LKrig.MLE: This is a simple wrapper function to accomplish repeated calls to the LKrig function to evaluate the profile likelihood and/or to optimize the likelihood over the lambda parameters. The main point is that maximization over the lambda parameter (or equivalently for tau and sigma2) is the most important and should be done before considering variation of other parameters. If lambda is specified then one has closed form expressions for tau, sigma2 that can then be substituted back into the log full likelihood. This operation that is the default throughout LatticeKrig (and fields) can concentrate the likelihood on a reduced set of parameters. The further refinement when lambda.profile==TRUE is to maximize the concentrated likelihood over lambda and report this result. This will be a profile likelihood over the remaining parameters of the covariance.

The covariance/model parameters are alpha, a.wght, and log lambda and are separate matrix or vector components of the par.grid list. The cleanest version of this function would just require the par.grid list, however, to be easier to use there are several options to give partial information and let the function itself create the master parameter list. For example, just a search over lambda should be easy and not require creating par.grid outside the function. To follow this option one can just give an LKinfo object. The value for the lambda component in this object will be the starting value with the default starting value being lambda =1.0.

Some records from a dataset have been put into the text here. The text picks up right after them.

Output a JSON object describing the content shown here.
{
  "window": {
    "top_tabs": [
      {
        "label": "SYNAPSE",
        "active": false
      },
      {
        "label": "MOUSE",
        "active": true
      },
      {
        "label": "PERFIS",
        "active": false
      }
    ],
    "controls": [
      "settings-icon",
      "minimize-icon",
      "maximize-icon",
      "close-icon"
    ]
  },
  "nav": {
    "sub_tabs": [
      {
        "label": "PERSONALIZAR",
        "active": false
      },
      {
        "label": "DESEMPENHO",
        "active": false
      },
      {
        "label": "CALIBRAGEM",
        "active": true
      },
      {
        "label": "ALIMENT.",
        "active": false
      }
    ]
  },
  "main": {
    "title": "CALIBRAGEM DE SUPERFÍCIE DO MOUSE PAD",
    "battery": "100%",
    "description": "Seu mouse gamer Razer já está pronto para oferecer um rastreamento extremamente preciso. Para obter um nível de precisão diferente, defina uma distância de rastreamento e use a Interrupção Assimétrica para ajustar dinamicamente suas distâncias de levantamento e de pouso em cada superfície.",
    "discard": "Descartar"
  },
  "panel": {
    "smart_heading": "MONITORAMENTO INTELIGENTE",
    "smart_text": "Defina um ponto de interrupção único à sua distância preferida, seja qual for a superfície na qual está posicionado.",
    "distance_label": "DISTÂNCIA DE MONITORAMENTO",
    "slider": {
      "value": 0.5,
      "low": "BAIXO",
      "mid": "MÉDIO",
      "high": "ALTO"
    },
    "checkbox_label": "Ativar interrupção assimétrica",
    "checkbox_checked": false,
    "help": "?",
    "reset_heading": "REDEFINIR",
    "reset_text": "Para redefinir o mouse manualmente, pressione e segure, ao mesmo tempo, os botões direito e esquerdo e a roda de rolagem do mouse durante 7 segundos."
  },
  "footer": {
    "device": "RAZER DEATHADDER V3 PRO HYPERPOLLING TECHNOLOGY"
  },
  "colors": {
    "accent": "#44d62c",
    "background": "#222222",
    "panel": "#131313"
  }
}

In the second example below most of the coding is getting the grid of parameters to search in the right form. It is useful to normalize the alpha parameters to sum to one so that the marginal variance of the process is only parameterized by sigma2. To make this easy to implement there is the option to specify the alpha parameters in the form of a mixture model so that the components are positive and add to one (the gamma variable below). If a component gamma is passed as a component of par.grid then this is assumed to be in the mixture model form and the alpha weights are computed from this. Note that gamma will be a matrix with (nlevel - 1) columns while alpha has nlevel columns.

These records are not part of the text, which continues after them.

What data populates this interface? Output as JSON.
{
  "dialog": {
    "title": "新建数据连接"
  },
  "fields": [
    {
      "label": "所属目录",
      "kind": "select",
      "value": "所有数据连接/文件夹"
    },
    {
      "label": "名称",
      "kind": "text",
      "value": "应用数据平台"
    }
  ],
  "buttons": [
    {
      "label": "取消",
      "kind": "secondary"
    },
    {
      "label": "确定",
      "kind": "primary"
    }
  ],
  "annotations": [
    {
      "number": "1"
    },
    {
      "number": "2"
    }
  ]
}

For those readers that use which.max these functions are natural extensions and are handy for looking at interpolated surfaces of the likelihood function.

which.max.matrix: Finds the maximum value in a matrix and returns the row/column index.

which.max.image Finds the maximum value in an image matrix and returns the index and the corresponding grid values.

LKrig.make.par.grid: This is usually used as an internal function that converts the list of parameters in par.grid and the LKinfo object into an more complex data structure used by LKrig.MLE. Its returned value is a "list of lists" to make the search over different parameters combinations simple.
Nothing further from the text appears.